$S_{P2} = \{p \mid p: \mathrm{prime} \wedge (\exists x_1, x_2 \in \mathbb{Z}, p = x_1^2 + x_2^2) \}$ is the set of all primes that can be represented as the sum of two squares. The function $S_{P2}(n)$ gives the $n$^th prime number from the set $S_{P2}$. Now, given two integers $n$ ($0 < n < 501$) and $k$ ($0 < k < 4$), find $p(S_{P2}(n), k)$ where $p(a, b)$ gives the number of unordered ways to sum to the given total ‘$a$’ with ‘$b$’ as its largest possible part.

For example: $p(5, 2) = 3$ (i.e. $2+2+1$, $2+1+1+1$, and $1+1+1+1+1$).
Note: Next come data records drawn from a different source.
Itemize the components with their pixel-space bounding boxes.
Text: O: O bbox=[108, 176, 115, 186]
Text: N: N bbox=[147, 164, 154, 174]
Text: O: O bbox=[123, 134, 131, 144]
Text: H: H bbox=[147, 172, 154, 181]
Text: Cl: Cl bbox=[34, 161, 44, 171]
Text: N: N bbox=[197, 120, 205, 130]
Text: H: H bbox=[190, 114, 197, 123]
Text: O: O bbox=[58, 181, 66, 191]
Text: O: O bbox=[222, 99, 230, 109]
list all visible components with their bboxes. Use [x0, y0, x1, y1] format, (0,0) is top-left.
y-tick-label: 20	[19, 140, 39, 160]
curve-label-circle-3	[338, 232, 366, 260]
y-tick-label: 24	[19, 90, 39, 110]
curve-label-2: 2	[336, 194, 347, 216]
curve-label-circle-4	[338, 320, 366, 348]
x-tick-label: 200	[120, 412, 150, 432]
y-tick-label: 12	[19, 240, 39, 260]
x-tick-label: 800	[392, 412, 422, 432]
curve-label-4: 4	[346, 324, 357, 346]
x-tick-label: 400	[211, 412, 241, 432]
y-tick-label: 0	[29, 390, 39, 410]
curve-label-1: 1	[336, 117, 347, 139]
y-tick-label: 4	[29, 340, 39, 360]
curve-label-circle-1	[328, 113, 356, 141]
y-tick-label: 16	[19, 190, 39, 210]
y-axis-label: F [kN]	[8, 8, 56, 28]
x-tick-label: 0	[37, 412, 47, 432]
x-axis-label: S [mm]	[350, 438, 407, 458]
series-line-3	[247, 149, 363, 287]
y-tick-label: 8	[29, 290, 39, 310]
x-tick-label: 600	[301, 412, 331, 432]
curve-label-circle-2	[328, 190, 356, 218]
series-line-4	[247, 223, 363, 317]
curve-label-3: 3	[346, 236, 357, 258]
Here $5$ is the total with $2$ as its largest possible part.

Input

The first line gives the number of test cases $T$ followed by $T$ lines of integer pairs, $n$ and $k$.

Constraints

• $0 < T < 501$
• $0 < n < 501$
• $1 < S_{P2}(n) < 7994$
• $0 < k < 4$

Output

The $p(S_{P2}(n), k)$ for each $n$ and $k$. Append a newline character to every test cases’ answer.

Example

Input:
3
2 2
3 2
5 3
Output:
3
7
85